The program povides many options (see the start of train-rl.cpp or, for a full list of command-line flags, pass -help
), but the default settings produced stable learning in our runs.
For less verbose output from the main bot code, run the program as
./build/tutorials/building-placer/bp-train-rl -v -1 -vmodule train-rl=1
.
Note that in order to run distributed (multi-machine) training, additional arguments are required:
-c10d_size N
to specify the total number of processes-c10d_rank I
to specify the rank of each process that is started-c10d_rdvu file:LOCATION
to perform the initial process rendez-vous using the file path LOCATION. This path must be accessible from all processes, i.e. reside on a shared file system. Each of our training jobs ran on 8 machines, using 40 CPU cores and 1 GPU on each host, but we've seen resonable learning progress with fewer machines as well.

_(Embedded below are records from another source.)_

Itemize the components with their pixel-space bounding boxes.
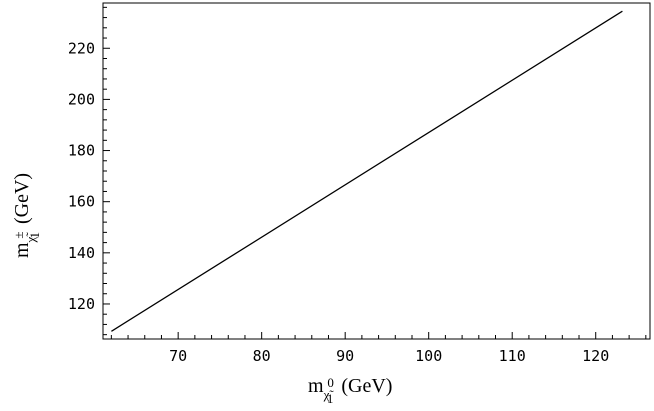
- y-axis-ticks: 120 140 160 180 200 220: [68, 6, 110, 336]
- y-tick-label: 160: [68, 193, 95, 211]
- series-layer: [111, 10, 623, 332]
- x-tick-label: 120: [582, 347, 609, 365]
- x-tick-label: 70: [169, 347, 187, 365]
- x-axis-label: mχ̃0 1(GeV): [308, 375, 392, 406]
- y-axis-label: mχ̃±1(GeV): [11, 173, 42, 258]
- x-tick-label: 100: [415, 347, 442, 365]
- x-axis-ticks: 70 80 90 100 110 120: [110, 332, 647, 365]
- y-tick-label: 200: [68, 90, 95, 108]
- y-tick-label: 220: [68, 39, 95, 57]
- series-line: [111, 10, 623, 332]
- x-tick-label: 80: [253, 347, 271, 365]
- y-tick-label: 120: [68, 295, 95, 313]
- y-tick-label: 140: [68, 244, 95, 262]
- x-tick-label: 90: [336, 347, 354, 365]
- y-tick-label: 180: [68, 142, 95, 160]
- x-tick-label: 110: [499, 347, 526, 365]
- plot-frame: [102, 2, 651, 340]
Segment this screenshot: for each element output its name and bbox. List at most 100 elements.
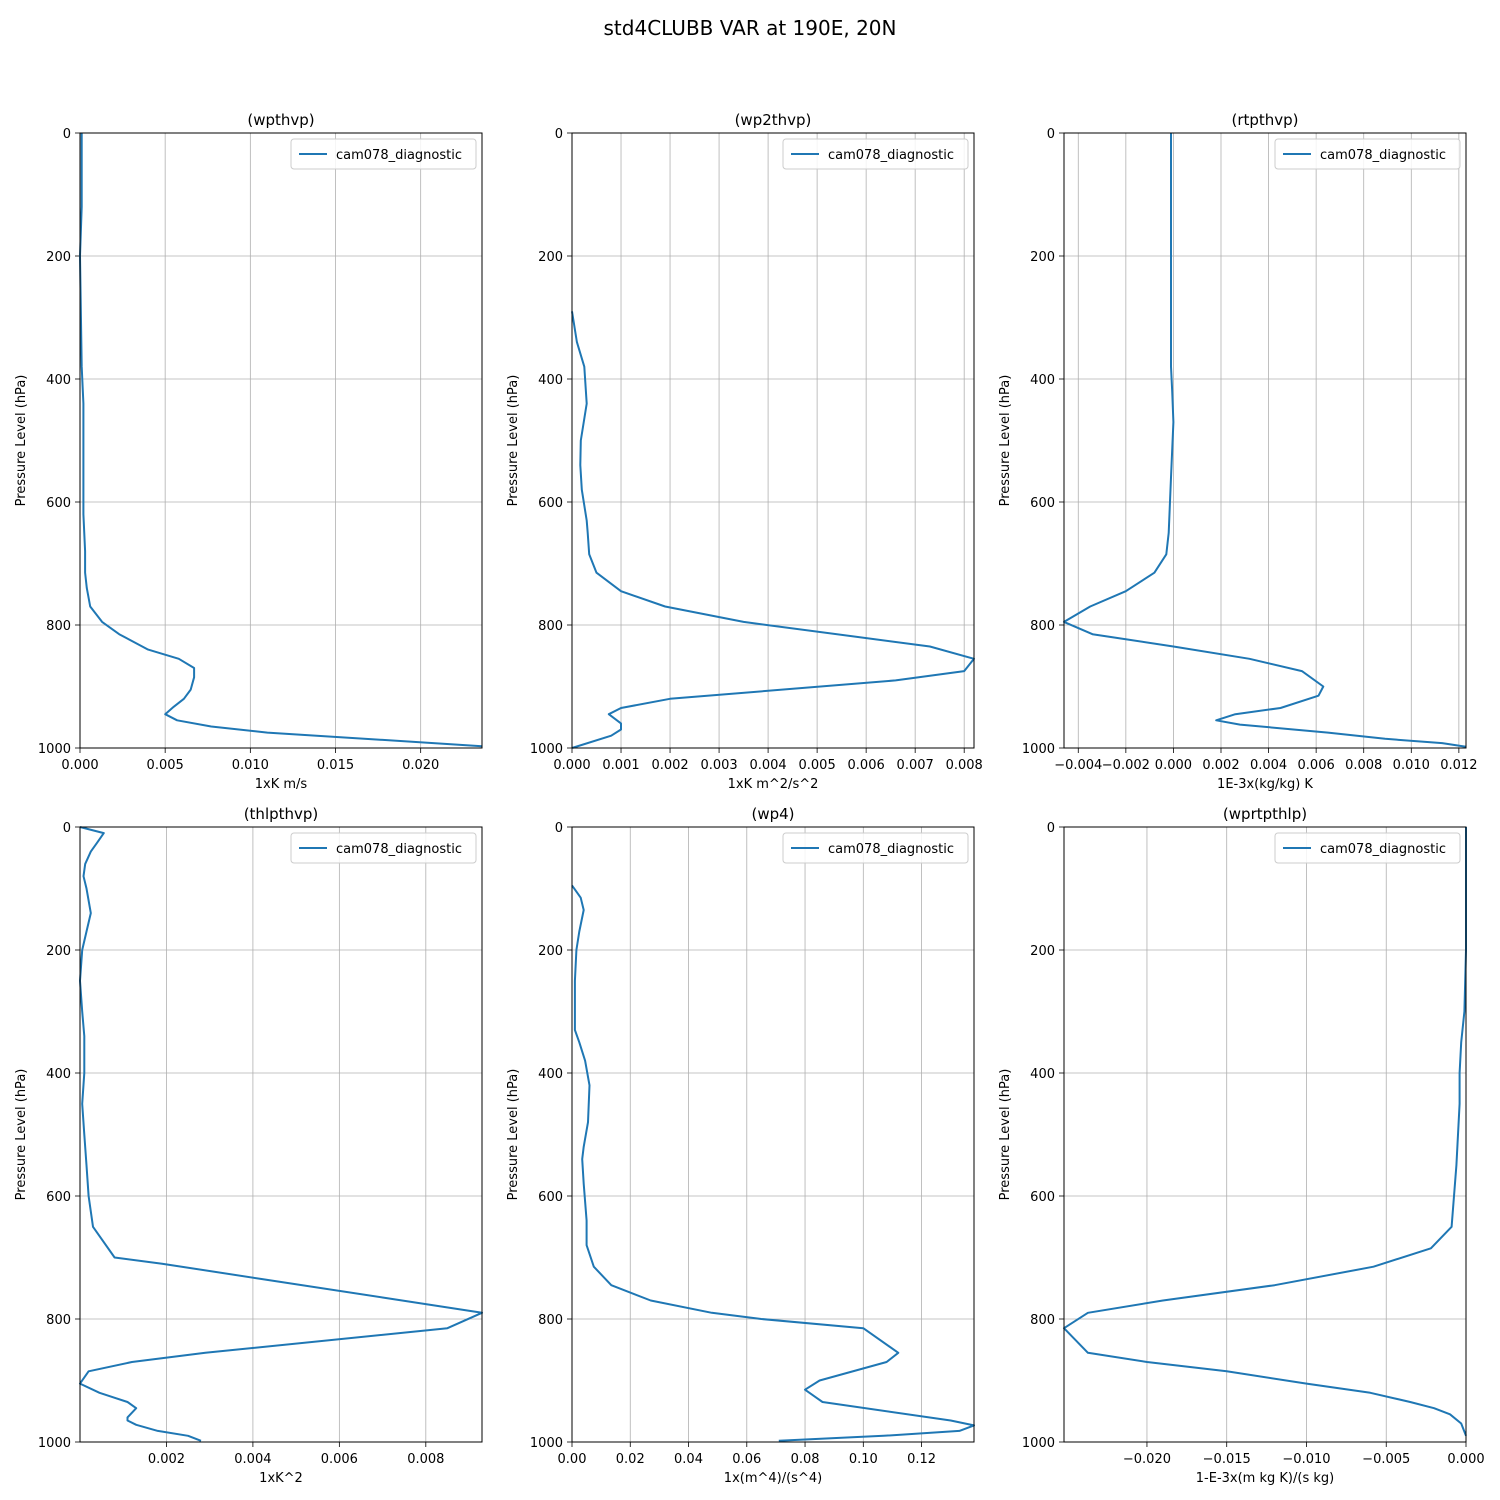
x-tick-label: −0.020 xyxy=(1123,1452,1171,1467)
chart-title: (wprtpthlp) xyxy=(1223,805,1307,823)
x-tick-label: 0.003 xyxy=(700,758,737,773)
legend-box xyxy=(782,832,969,864)
x-tick-label: 0.008 xyxy=(946,758,983,773)
x-tick-label: 0.06 xyxy=(732,1452,761,1467)
chart-panel-6: −0.020 −0.015 −0.010 −0.005 0.000 0 200 400 600 8… xyxy=(998,805,1485,1486)
y-tick-label: 0 xyxy=(555,821,563,836)
y-axis-label: Pressure Level (hPa) xyxy=(14,1069,29,1201)
series-line xyxy=(1063,133,1467,748)
y-tick-label: 1000 xyxy=(1022,1436,1055,1451)
legend-box xyxy=(290,832,477,864)
x-tick-label: 0.015 xyxy=(317,758,354,773)
x-tick-label: 0.020 xyxy=(402,758,439,773)
y-tick-label: 800 xyxy=(538,619,563,634)
chart-panel-2: 0.000 0.001 0.002 0.003 0.004 0.005 0.006 0.007… xyxy=(506,111,983,792)
y-tick-label: 400 xyxy=(538,373,563,388)
y-axis-label: Pressure Level (hPa) xyxy=(506,375,521,507)
y-tick-label: 200 xyxy=(538,250,563,265)
chart-title: (thlpthvp) xyxy=(244,805,319,823)
y-tick-label: 400 xyxy=(538,1067,563,1082)
x-axis-label: 1xK m^2/s^2 xyxy=(728,777,819,792)
y-tick-label: 200 xyxy=(46,944,71,959)
x-tick-label: 0.08 xyxy=(791,1452,820,1467)
x-tick-label: 0.012 xyxy=(1440,758,1477,773)
legend: cam078_diagnostic xyxy=(1274,832,1461,864)
axes-frame xyxy=(571,132,975,749)
y-axis-label: Pressure Level (hPa) xyxy=(998,1069,1013,1201)
x-tick-label: 0.000 xyxy=(553,758,590,773)
y-tick-label: 800 xyxy=(1030,619,1055,634)
x-tick-label: 0.004 xyxy=(749,758,786,773)
series-line xyxy=(571,311,975,749)
legend-label: cam078_diagnostic xyxy=(336,148,462,163)
x-tick-label: 0.002 xyxy=(148,1452,185,1467)
y-tick-label: 600 xyxy=(538,1190,563,1205)
legend: cam078_diagnostic xyxy=(782,832,969,864)
y-tick-label: 0 xyxy=(63,127,71,142)
x-tick-label: −0.005 xyxy=(1362,1452,1410,1467)
chart-panel-3: −0.004 −0.002 0.000 0.002 0.004 0.006 0.008 0.0… xyxy=(998,111,1477,792)
y-tick-label: 600 xyxy=(1030,1190,1055,1205)
y-tick-label: 1000 xyxy=(530,742,563,757)
x-tick-label: 0.004 xyxy=(234,1452,271,1467)
axes-frame xyxy=(79,132,483,749)
chart-panel-4: 0.002 0.004 0.006 0.008 0 200 400 600 800 1000 (th… xyxy=(14,805,483,1486)
x-tick-label: 0.008 xyxy=(407,1452,444,1467)
y-tick-label: 400 xyxy=(46,1067,71,1082)
y-tick-label: 600 xyxy=(538,496,563,511)
x-tick-label: −0.004 xyxy=(1054,758,1102,773)
x-axis-label: 1-E-3x(m kg K)/(s kg) xyxy=(1196,1471,1334,1486)
legend: cam078_diagnostic xyxy=(782,138,969,170)
y-tick-label: 400 xyxy=(1030,373,1055,388)
y-tick-label: 1000 xyxy=(530,1436,563,1451)
x-tick-label: 0.10 xyxy=(849,1452,878,1467)
x-tick-label: 0.000 xyxy=(1447,1452,1484,1467)
legend: cam078_diagnostic xyxy=(290,832,477,864)
y-tick-label: 600 xyxy=(46,496,71,511)
y-tick-label: 200 xyxy=(538,944,563,959)
x-tick-label: 0.000 xyxy=(1155,758,1192,773)
x-tick-label: −0.015 xyxy=(1203,1452,1251,1467)
x-tick-label: 0.002 xyxy=(1202,758,1239,773)
y-tick-label: 0 xyxy=(1047,127,1055,142)
x-tick-label: 0.001 xyxy=(602,758,639,773)
x-tick-label: 0.12 xyxy=(907,1452,936,1467)
legend: cam078_diagnostic xyxy=(1274,138,1461,170)
chart-panel-5: 0.00 0.02 0.04 0.06 0.08 0.10 0.12 0 200 400 600 80… xyxy=(506,805,975,1486)
y-tick-label: 800 xyxy=(538,1313,563,1328)
figure-title: std4CLUBB VAR at 190E, 20N xyxy=(603,16,897,40)
chart-title: (rtpthvp) xyxy=(1231,111,1298,129)
legend-box xyxy=(1274,832,1461,864)
x-tick-label: 0.00 xyxy=(558,1452,587,1467)
legend-box xyxy=(1274,138,1461,170)
y-tick-label: 800 xyxy=(1030,1313,1055,1328)
legend-label: cam078_diagnostic xyxy=(1320,842,1446,857)
x-axis-label: 1E-3x(kg/kg) K xyxy=(1217,777,1313,792)
axes-frame xyxy=(1063,826,1467,1443)
legend-label: cam078_diagnostic xyxy=(828,842,954,857)
y-tick-label: 800 xyxy=(46,1313,71,1328)
y-tick-label: 800 xyxy=(46,619,71,634)
series-line xyxy=(79,826,483,1442)
chart-panel-1: 0.000 0.005 0.010 0.015 0.020 0 200 400 600 800 10… xyxy=(14,111,483,792)
y-axis-label: Pressure Level (hPa) xyxy=(506,1069,521,1201)
y-tick-label: 200 xyxy=(1030,944,1055,959)
chart-title: (wpthvp) xyxy=(247,111,314,129)
x-axis-label: 1xK^2 xyxy=(259,1471,303,1486)
x-axis-label: 1x(m^4)/(s^4) xyxy=(724,1471,822,1486)
y-tick-label: 1000 xyxy=(38,1436,71,1451)
legend-label: cam078_diagnostic xyxy=(1320,148,1446,163)
x-tick-label: 0.002 xyxy=(651,758,688,773)
x-axis-label: 1xK m/s xyxy=(255,777,308,792)
legend: cam078_diagnostic xyxy=(290,138,477,170)
y-tick-label: 0 xyxy=(555,127,563,142)
x-tick-label: 0.006 xyxy=(321,1452,358,1467)
x-tick-label: 0.008 xyxy=(1345,758,1382,773)
x-tick-label: −0.010 xyxy=(1282,1452,1330,1467)
y-tick-label: 200 xyxy=(46,250,71,265)
y-axis-label: Pressure Level (hPa) xyxy=(14,375,29,507)
x-tick-label: 0.000 xyxy=(61,758,98,773)
x-tick-label: 0.005 xyxy=(799,758,836,773)
y-tick-label: 1000 xyxy=(38,742,71,757)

Over 10,000 updates, intermediate win rate evaluations produced the following graphs across 3 different runs:
How does this compare to the default placement rules? To obtain final numbers, let's run a larger evaluation with the default rules and the final models obtained by reinforcement learning, e.g. after 10000 updates using the checkpoint:
./build/tutorials/building-placer/bp-train-rl -evaluate rules -num_eval_games 5000
#
# ... after quite a lot of output, and possibly quite some time:
#
I81060/XXXXX [train-rl.cpp:749] Done! Win rates for 5000 games: 65.8% 34.2%
./build/tutorials/building-placer/train-rl -evaluate argmax -num_eval_games 5000 -checkpoint /path/to/final/checkpoint
#
# ...
#
I30983/XXXXX [train-rl.cpp:749] Done! Win rates for 5000 games: 78.5% 21.5%
The rules have an average win rate of 65.8% while an RL-trained model achieves 78.5% -- an improvement of over 10% absolute. The final win rates of our trained models vary a bit from run to run but final results should be in the mid-70s.
Let's look at the layout that the model produces for the different starting positions on Fighting Spirit. For illustration purposes, the direction in which enemy units have to take to enter the main base via the ramp is indicated with a green arrow. Click on the images to download the respective replays.
The two highlighted Sunken Colonies are placed very differently for each spawning position of the map and roughly correspond to the angle of the early Zergling atttack. A notable observation is that in the lower right, the Spire is exposed as it was placed outside of the Sunken range. This is an artifact of playing against the built-in rules: the attacker will simply ignore the Spire and rush straight into the base.